Why do I do it? Set myself another challenge, that is? When I’d decided I would have a break from it all? Clearly this is one of life’s mysteries.
It’s time for the Classics Club‘s 21st ‘spin’. The last one I opted to do was before last Christmas and my pick was Charlotte Brontë’s Shirley. Guess what? It took me till a month ago to finish it. Fingers crossed the next one will be more successful.
- List any twenty books left to read from the Classics Club list.
- Number them from 1 to 20.
- On Monday 23rd September the Classics Club will announce a number.

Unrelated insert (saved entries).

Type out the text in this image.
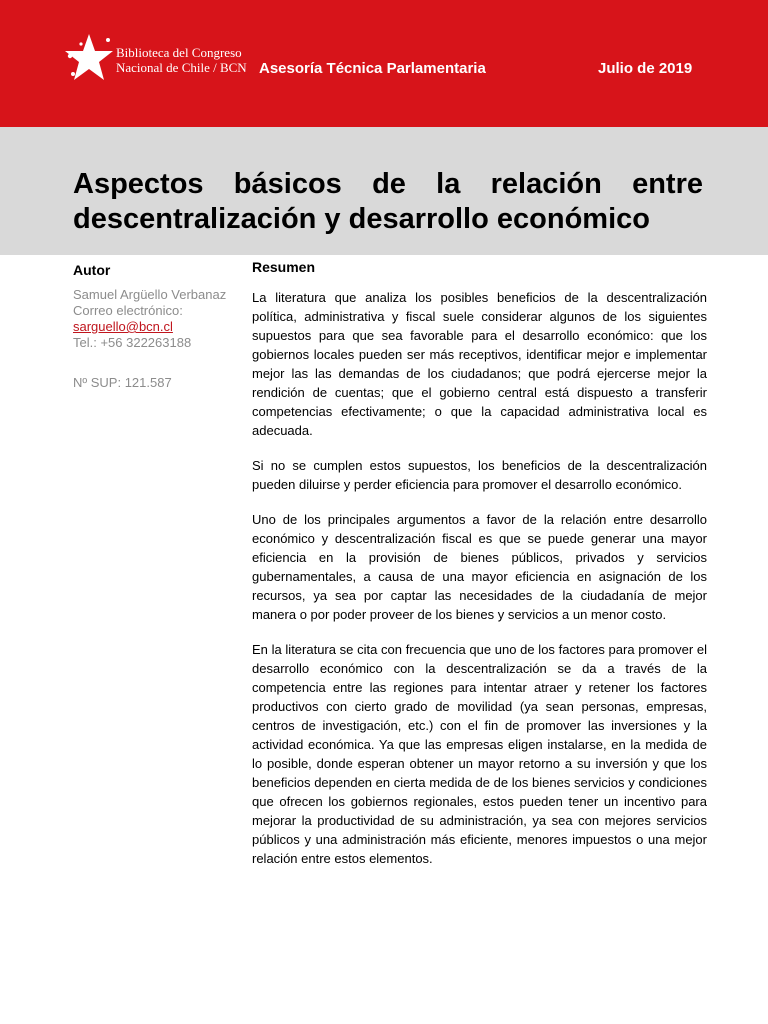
Biblioteca del Congreso
Nacional de Chile / BCN Asesoría Técnica Parlamentaria	Julio de 2019
Aspectos básicos de la relación entre descentralización y desarrollo económico
Autor
Samuel Argüello Verbanaz
Correo electrónico:
sarguello@bcn.cl
Tel.: +56 322263188
Nº SUP: 121.587
Resumen

La literatura que analiza los posibles beneficios de la descentralización política, administrativa y fiscal suele considerar algunos de los siguientes supuestos para que sea favorable para el desarrollo económico: que los gobiernos locales pueden ser más receptivos, identificar mejor e implementar mejor las las demandas de los ciudadanos; que podrá ejercerse mejor la rendición de cuentas; que el gobierno central está dispuesto a transferir competencias efectivamente; o que la capacidad administrativa local es adecuada.

Si no se cumplen estos supuestos, los beneficios de la descentralización pueden diluirse y perder eficiencia para promover el desarrollo económico.

Uno de los principales argumentos a favor de la relación entre desarrollo económico y descentralización fiscal es que se puede generar una mayor eficiencia en la provisión de bienes públicos, privados y servicios gubernamentales, a causa de una mayor eficiencia en asignación de los recursos, ya sea por captar las necesidades de la ciudadanía de mejor manera o por poder proveer de los bienes y servicios a un menor costo.

En la literatura se cita con frecuencia que uno de los factores para promover el desarrollo económico con la descentralización se da a través de la competencia entre las regiones para intentar atraer y retener los factores productivos con cierto grado de movilidad (ya sean personas, empresas, centros de investigación, etc.) con el fin de promover las inversiones y la actividad económica. Ya que las empresas eligen instalarse, en la medida de lo posible, donde esperan obtener un mayor retorno a su inversión y que los beneficios dependen en cierta medida de de los bienes servicios y condiciones que ofrecen los gobiernos regionales, estos pueden tener un incentivo para mejorar la productividad de su administración, ya sea con mejores servicios públicos y una administración más eficiente, menores impuestos o una mejor relación entre estos elementos.
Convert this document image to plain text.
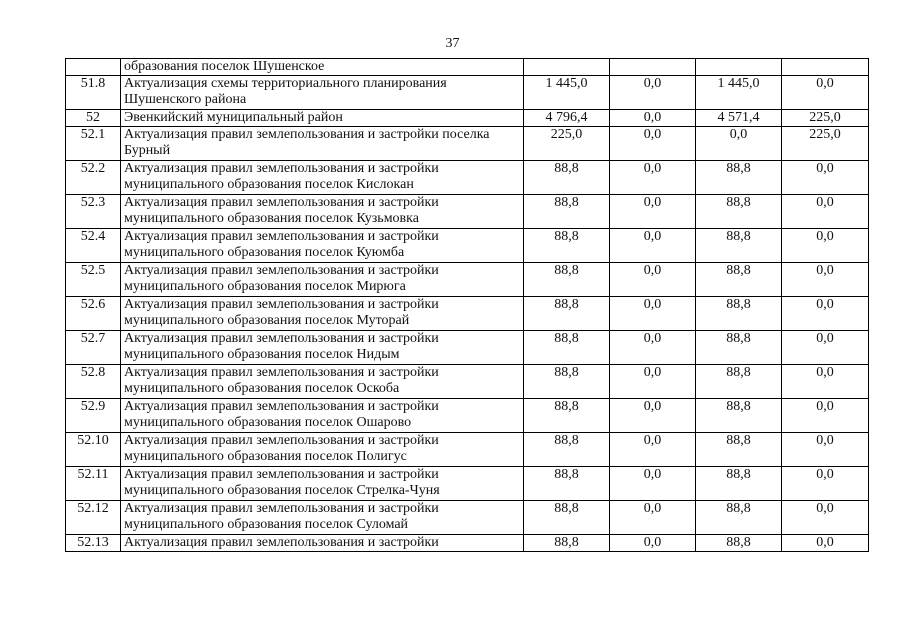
37
	образования поселок Шушенское				
51.8	Актуализация схемы территориального планирования Шушенского района	1 445,0	0,0	1 445,0	0,0
52	Эвенкийский муниципальный район	4 796,4	0,0	4 571,4	225,0
52.1	Актуализация правил землепользования и застройки поселка Бурный	225,0	0,0	0,0	225,0
52.2	Актуализация правил землепользования и застройки муниципального образования поселок Кислокан	88,8	0,0	88,8	0,0
52.3	Актуализация правил землепользования и застройки муниципального образования поселок Кузьмовка	88,8	0,0	88,8	0,0
52.4	Актуализация правил землепользования и застройки муниципального образования поселок Куюмба	88,8	0,0	88,8	0,0
52.5	Актуализация правил землепользования и застройки муниципального образования поселок Мирюга	88,8	0,0	88,8	0,0
52.6	Актуализация правил землепользования и застройки муниципального образования поселок Муторай	88,8	0,0	88,8	0,0
52.7	Актуализация правил землепользования и застройки муниципального образования поселок Нидым	88,8	0,0	88,8	0,0
52.8	Актуализация правил землепользования и застройки муниципального образования поселок Оскоба	88,8	0,0	88,8	0,0
52.9	Актуализация правил землепользования и застройки муниципального образования поселок Ошарово	88,8	0,0	88,8	0,0
52.10	Актуализация правил землепользования и застройки муниципального образования поселок Полигус	88,8	0,0	88,8	0,0
52.11	Актуализация правил землепользования и застройки муниципального образования поселок Стрелка-Чуня	88,8	0,0	88,8	0,0
52.12	Актуализация правил землепользования и застройки муниципального образования поселок Суломай	88,8	0,0	88,8	0,0
52.13	Актуализация правил землепользования и застройки	88,8	0,0	88,8	0,0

- This is the book that needs to read by 31st October.
Here’s my list:
- Apollonius: Jason and the Golden Fleece
- Petronius Arbiter: The Satyricon
- J M Barrie: Peter Pan
- William Beckford: Vathek
- Charlotte Bronte: Jane Eyre
- Frances Hodgson Burnett: A Little Princess
- Edgar Rice Burroughs: The Return of Tarzan
- Thomas Carlyle: Sartor Resartus
- Edmund Crispin: The Case of the Gilded Fly
- Charles Dickens: Oliver Twist
- Hermann Hesse: The Glass Bead Game
- M R James: Collected Short Stories
- Rudyard Kipling: Kim
- D H Lawrence: The Princess and other stories
- Niccolò Machiavelli: The Prince
- John Milton: Comus
- E Nesbit: The Power of Darkness
- Mervyn Peake: Gormenghast
- Mark Twain: The Adventures of Tom Sawyer
- Horace Walpole: The Castle of Otranto
Now, you’ll have realised we’re into meteorological autumn in the northern hemisphere — and 23rd September will be the autumn equinox — and therefore just the season for spooky tales. I’ve opted then to keep in tales of mystery and the supernatural, titles like Vathek, Jane Eyre, The Case of the Gilded Fly, M R James’ Collected Short Stories, E Nesbit’s The Power of Darkness, Gormenghast and The Castle of Otranto.

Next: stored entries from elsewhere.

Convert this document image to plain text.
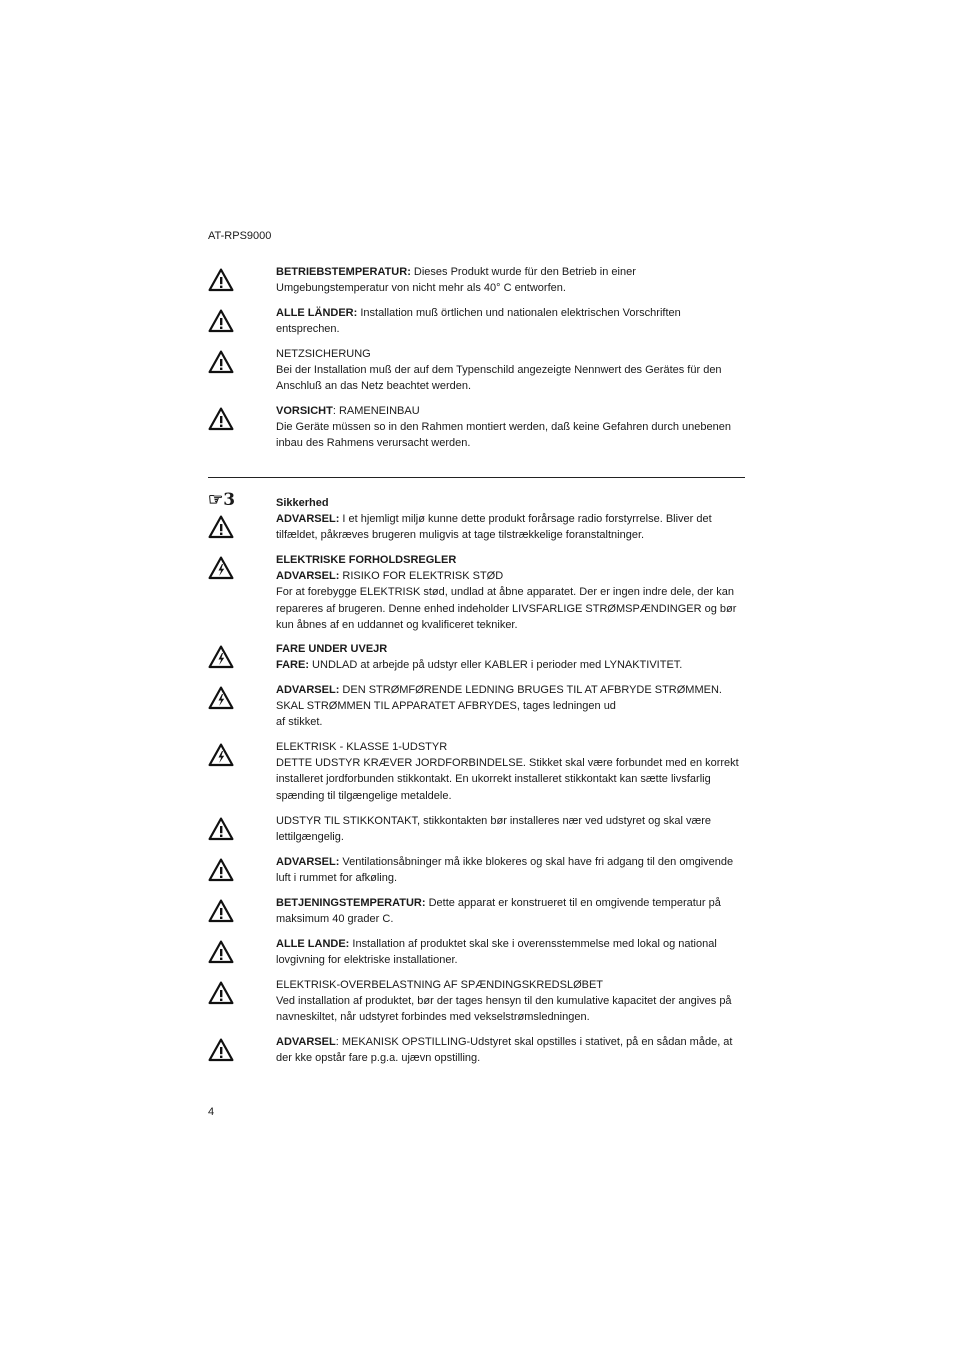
AT-RPS9000
BETRIEBSTEMPERATUR: Dieses Produkt wurde für den Betrieb in einer Umgebungstemperatur von nicht mehr als 40° C entworfen.
ALLE LÄNDER: Installation muß örtlichen und nationalen elektrischen Vorschriften entsprechen.
NETZSICHERUNG
Bei der Installation muß der auf dem Typenschild angezeigte Nennwert des Gerätes für den Anschluß an das Netz beachtet werden.
VORSICHT: RAMENEINBAU
Die Geräte müssen so in den Rahmen montiert werden, daß keine Gefahren durch unebenen inbau des Rahmens verursacht werden.
☞3	Sikkerhed
ADVARSEL: I et hjemligt miljø kunne dette produkt forårsage radio forstyrrelse. Bliver det tilfældet, påkræves brugeren muligvis at tage tilstrækkelige foranstaltninger.
ELEKTRISKE FORHOLDSREGLER
ADVARSEL: RISIKO FOR ELEKTRISK STØD
For at forebygge ELEKTRISK stød, undlad at åbne apparatet. Der er ingen indre dele, der kan repareres af brugeren. Denne enhed indeholder LIVSFARLIGE STRØMSPÆNDINGER og bør kun åbnes af en uddannet og kvalificeret tekniker.
FARE UNDER UVEJR
FARE: UNDLAD at arbejde på udstyr eller KABLER i perioder med LYNAKTIVITET.
ADVARSEL: DEN STRØMFØRENDE LEDNING BRUGES TIL AT AFBRYDE STRØMMEN. SKAL STRØMMEN TIL APPARATET AFBRYDES, tages ledningen ud
af stikket.
ELEKTRISK - KLASSE 1-UDSTYR
DETTE UDSTYR KRÆVER JORDFORBINDELSE. Stikket skal være forbundet med en korrekt installeret jordforbunden stikkontakt. En ukorrekt installeret stikkontakt kan sætte livsfarlig spænding til tilgængelige metaldele.
UDSTYR TIL STIKKONTAKT, stikkontakten bør installeres nær ved udstyret og skal være lettilgængelig.
ADVARSEL: Ventilationsåbninger må ikke blokeres og skal have fri adgang til den omgivende luft i rummet for afkøling.
BETJENINGSTEMPERATUR: Dette apparat er konstrueret til en omgivende temperatur på maksimum 40 grader C.
ALLE LANDE: Installation af produktet skal ske i overensstemmelse med lokal og national lovgivning for elektriske installationer.
ELEKTRISK-OVERBELASTNING AF SPÆNDINGSKREDSLØBET
Ved installation af produktet, bør der tages hensyn til den kumulative kapacitet der angives på navneskiltet, når udstyret forbindes med vekselstrømsledningen.
ADVARSEL: MEKANISK OPSTILLING-Udstyret skal opstilles i stativet, på en sådan måde, at der kke opstår fare p.g.a. ujævn opstilling.
4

Quite a few of these also fit into the Readers Imbibing Peril challenge (which, you remember, I am not doing) which has as its categories Mystery, Suspense, Thriller, Dark Fantasy, Gothic, Horror, and Supernatural. I’ll leave you to suss out which one goes where.
Most of the titles are relatively (and mercifully) short — so much else to read — but I have retained a few chunkier works on the list, such as the Apollonius, the aforementioned Gormenghast and The Glass Bead Game.
Are there any on my list that catches your eye for any reason?
Here’s a gratuitous photo of secondhand books in an Oxfam bookshop taken on a recent visit to Bristol. Unusually, I didn’t actually purchase anything here.
Update: the spin number is 5, Charlotte Bronte’s Jane Eyre.